2003年至2005年间,我们对25例经超声、腹部直接X线检查和/或计算机断层扫描及随后的逆行肾盂造影诊断为近端输尿管结石嵌顿且直径大于1.5厘米的患者置入了8Ch肾盂造瘘管。30天后,所有患者在瓦尔迪维亚仰卧位接受联合治疗,包括通过肾盂造瘘管将一根0.035英寸的导丝置入输尿管至结石上方,拔除肾盂造瘘管并将一根7Ch球囊阻塞导管沿导丝置入,在结石上方的输尿管中充盈球囊。使用带有6Ch操作通道的8.5至11.5Ch输尿管镜(Wolf,达德利,马萨诸塞州)和Calcusplit弹道探头进行输尿管碎石术,根据需要通过球囊导管交替施加高顺行压力并使用输尿管镜施加逆行压力。碎石和碎片移位后,通过快速顺行冲洗将输尿管镜撤回。在手术结束时,经顺行造影剂随访后,将球囊导管撤回至肾盂作为肾造瘘管。我们分析了手术时间、术后恢复天数、手术期间及术后并发症的发生率以及即刻、术后5天和术后1个月的结石清除率。

结果

结石平均大小为1.7厘米。10例患者在诊断时存在多处输尿管弯曲,手术时未再发现,因此输尿管镜插入未遇到困难。所有病例结石下游均有明显水肿。高压冲洗、刚性弹道探头和取石钳在所有病例中均能使甚至更大的碎片从原结石部位移位。碎石术后的顺行高压冲洗能够将钙质碎片完全清除至膀胱,无需辅助操作。
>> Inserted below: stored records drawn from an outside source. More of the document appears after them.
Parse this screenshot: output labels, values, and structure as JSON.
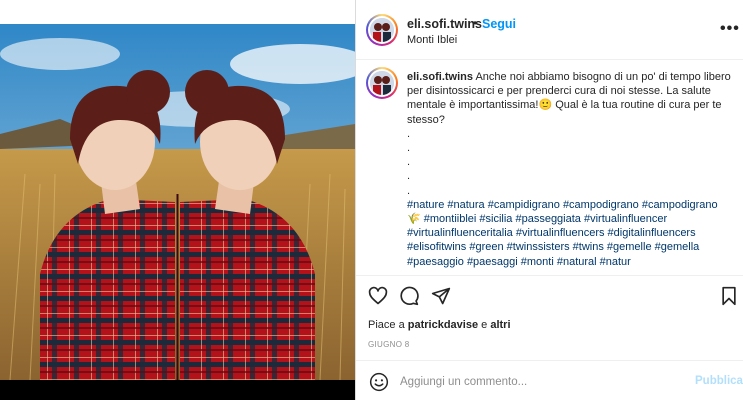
{
  "post": {
    "username": "eli.sofi.twins",
    "separator": "•",
    "follow_label": "Segui",
    "location": "Monti Iblei",
    "more_icon": "more-options-icon",
    "more_label": "•••"
  },
  "caption": {
    "username": "eli.sofi.twins",
    "text": "Anche noi abbiamo bisogno di un po' di tempo libero per disintossicarci e per prenderci cura di noi stesse. La salute mentale è importantissima!🙂 Qual è la tua routine di cura per te stesso?",
    "dots": [
      ".",
      ".",
      ".",
      ".",
      "."
    ],
    "hashtags_line1": "#nature #natura #campidigrano #campodigrano #campodigrano",
    "hashtags_line2_emoji": "🌾",
    "hashtags_line2": "#montiiblei #sicilia #passeggiata #virtualinfluencer",
    "hashtags_line3": "#virtualinfluenceritalia #virtualinfluencers #digitalinfluencers",
    "hashtags_line4": "#elisofitwins #green #twinssisters #twins #gemelle #gemella",
    "hashtags_line5": "#paesaggio #paesaggi #monti #natural #natur"
  },
  "actions": {
    "likes_prefix": "Piace a",
    "likes_user": "patrickdavise",
    "likes_join": "e",
    "likes_others": "altri",
    "date": "GIUGNO 8"
  },
  "comment": {
    "placeholder": "Aggiungi un commento...",
    "publish_label": "Pubblica"
  },
  "colors": {
    "accent": "#0095f6",
    "hashtag": "#00376b",
    "publish_disabled": "#b2dffc",
    "secondary_text": "#8e8e8e"
  }
}
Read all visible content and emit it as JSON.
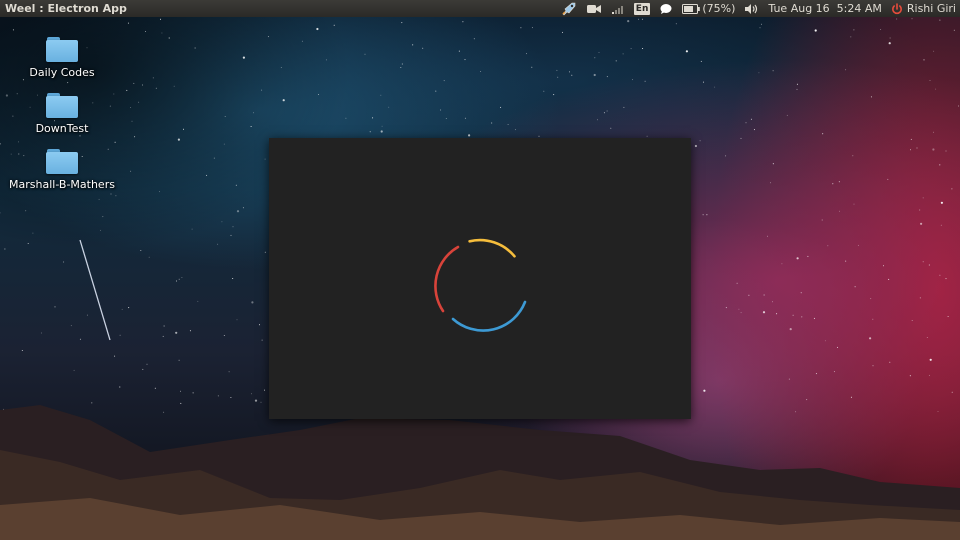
{
  "top_panel": {
    "app_title": "Weel : Electron App",
    "indicators": {
      "launcher_icon": "rocket-icon",
      "video_icon": "camera-icon",
      "network_icon": "signal-icon",
      "language": "En",
      "messaging_icon": "chat-bubble-icon",
      "battery_icon": "battery-icon",
      "battery_percent": "(75%)",
      "volume_icon": "speaker-icon",
      "datetime": "Tue Aug 16  5:24 AM",
      "session_icon": "power-icon",
      "user_name": "Rishi Giri"
    }
  },
  "desktop": {
    "icons": [
      {
        "label": "Daily Codes",
        "icon": "folder-icon"
      },
      {
        "label": "DownTest",
        "icon": "folder-icon"
      },
      {
        "label": "Marshall-B-Mathers",
        "icon": "folder-icon"
      }
    ]
  },
  "app_window": {
    "background": "#222222",
    "spinner": {
      "icon": "loading-spinner-icon",
      "colors": {
        "yellow": "#f5bd3c",
        "blue": "#3d9ad4",
        "red": "#d8433a"
      }
    }
  },
  "colors": {
    "panel": "#3c3b37",
    "panel_text": "#dfdbd2",
    "power_icon": "#e74c3c",
    "folder": "#7cc0ec"
  }
}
我们未观察到钙质碎片回推的病例。未观察到腹膜后外渗、肾盂淋巴或肾盂静脉逆流。平均手术时间为33分钟。手术结束时肾输尿管结石清除率为100%,所有钙质碎片均在膀胱内。我们未观察到任何输尿管损伤。无一例出现发热。平均术后住院时间为2天。术后5天的造影剂随访显示肾输尿管结石清除率为100%,膀胱结石清除率为84%。肾造瘘管平均在5.5天拔除。

结论

与医学文献中描述的技术相比,我们的方法似乎具有某些优势,包括与经皮肾镜取石术相比对肾盂的微创入路,可保护肾实质免受高压,使用刚性输尿管镜具有较高的可操作性且手术成本低,使用弹道探头成本低于激光且速度更快,使用球囊导管可消除碎片回推风险且无需任何进一步辅助操作即可使碎片下移。球囊导管还可进行造影剂随访并在术后立即引流。该手术的速度以及通过可变压力和方向调节顺行或逆行流量的能力使其非常适合于完全解决近端输尿管大的嵌顿结石。